YAZILI ÇEVİRİDE İNCE TEKNİK DETAYLAR
Dünya ticaretinin küreselleşmesi sayesinde ülkeler arasında iletişim sınırları kalkmış ve ülkelerin birbirlerini anlayabilmeleri için tercüme işlemleri giderek önemini arttırmıştır. Önceleri bu işlemler basit bir şekilde iletişim kurmak amacıyla yapılırken zamanla bir sektör haline gelmiş ve bu konu üzerine araştırmalar yapılmış, akademik çalışmalarla desteklenmiştir.
Günümüzde birçok üniversite bu alan üzerine yazılı tercüme yapabilecek insanlar yetiştirmekte ve bu teknikler üzerine çalışmalar yapmaktadır. Yapılış itibariyle doğru mesajı ve anlam kaybı yaşanmadan birkaç farklı teknikle yapılan çevirilerdir.
Bu tekniklerden en çok kullanılanı ise direk tercüme tekniğidir. Dillerin birbirlerine benzemelerinden dolayı fazla anlam kaybı olmayacağı ve farklı kökenlere sahip dillere göre daha da az olabilmektedir. Aynı kökene sahip diller için bu teknik çok uygun olmaktadır. Diğer bir teknik ise adaptasyon ya da yerelleştirme tekniğidir.
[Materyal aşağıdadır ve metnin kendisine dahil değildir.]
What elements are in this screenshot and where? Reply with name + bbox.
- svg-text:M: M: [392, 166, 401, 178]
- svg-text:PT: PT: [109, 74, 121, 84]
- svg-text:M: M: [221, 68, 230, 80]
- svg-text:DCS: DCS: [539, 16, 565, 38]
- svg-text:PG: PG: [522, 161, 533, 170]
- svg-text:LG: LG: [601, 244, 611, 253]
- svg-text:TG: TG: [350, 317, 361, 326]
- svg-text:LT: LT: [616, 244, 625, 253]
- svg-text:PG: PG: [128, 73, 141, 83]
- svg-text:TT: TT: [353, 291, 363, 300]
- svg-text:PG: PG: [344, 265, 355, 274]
Bu teknikte kaynak dil ile çevirisi yapılacak dil arasında köken bakımından hiçbir benzerlik ya da kültürler arasında hiçbir uyuşmazlık olmadığı durumlarda kullanılmaktadır. Bu durumlara en iyi örnek atasözlerinin başka dillerde anlamlarının çok farklı olmasıdır. Türk kültürüne ait olan bir atasözünü başka dile direk olarak çevirmek hiç bir anlam kazandırmamaktadır. Çünkü yüzde yüze varan anlam kayıpları meydana gelmektedir. Bu durumlarda yapılması gereken direk çeviri değil de diğer dilde o atasözünün karşılığı olan kelimeleri araştırıp hemen hemen eş değer kelimeler bulmak ardından da çevirisini yapmak daha iyi olacaktır.